One valuable tool in the analysis of the free energy for SSK and bipartite SSK models is a contour integral representation for the partition function (\(Z_{n,m}\) in our model). A priori, the partition function of SSK is a surface integral on a high-dimensional sphere (or two spheres in the bipartite case). However, this can be rewritten in terms of contour integrals in the complex plane, which are significantly easier to analyze. The contour integral representation for the SSK partition function was first observed by Kosterlitz, Thouless, and Jones [37]. The analogous representation for the spherical bipartite model, which we use in the current paper, was derived by Baik and Lee [13].

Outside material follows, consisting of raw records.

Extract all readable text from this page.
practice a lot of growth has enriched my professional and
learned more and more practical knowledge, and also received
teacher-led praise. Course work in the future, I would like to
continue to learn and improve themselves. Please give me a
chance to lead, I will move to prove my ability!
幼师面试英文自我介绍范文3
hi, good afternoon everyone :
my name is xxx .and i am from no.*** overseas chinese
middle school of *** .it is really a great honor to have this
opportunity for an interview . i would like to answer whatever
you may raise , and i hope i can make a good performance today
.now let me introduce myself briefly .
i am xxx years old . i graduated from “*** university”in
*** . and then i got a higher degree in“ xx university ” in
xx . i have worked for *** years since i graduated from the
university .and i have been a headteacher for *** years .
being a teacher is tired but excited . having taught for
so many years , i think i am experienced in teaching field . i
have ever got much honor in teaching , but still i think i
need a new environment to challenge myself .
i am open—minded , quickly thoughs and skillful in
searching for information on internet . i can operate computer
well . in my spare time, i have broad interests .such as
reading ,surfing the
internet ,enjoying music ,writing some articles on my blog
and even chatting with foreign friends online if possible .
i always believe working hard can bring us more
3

Armed with this contour integral representation, our analysis can be broken into two broad stages: (1) use steepest descent analysis to obtain an asymptotic expansion for the free energy and (2) analyze the limiting fluctuations using tools from random matrix theory. This general procedure has been followed in several recent papers on spherical spin glasses, including [36, 39] in their analysis of SSK at critical temperature. While much of our analysis is inspired by the methods in these two papers, the bipartite setting introduces certain technical challenges beyond those that arise for unipartite SSK.

One challenge in the bipartite setting is that the representation for \(Z_{n,m}\) is a double contour integral, rather than the single integral that arises for SSK. This makes the process of contour deformation and steepest descent analysis more delicate, particularly on the low-temperature side of the critical threshold, where the contour passes very close to the (random) singularities of the integrand. Another challenge in the bipartite setting is that the underlying random matrix is a Laguerre Orthogonal Ensemble (LOE) rather than the Gaussian Orthogonal Ensemble (GOE) that appears for SSK (more background on random matrices is in Sect. 2). While these ensembles have many similarities, certain analyses are more complicated for LOE.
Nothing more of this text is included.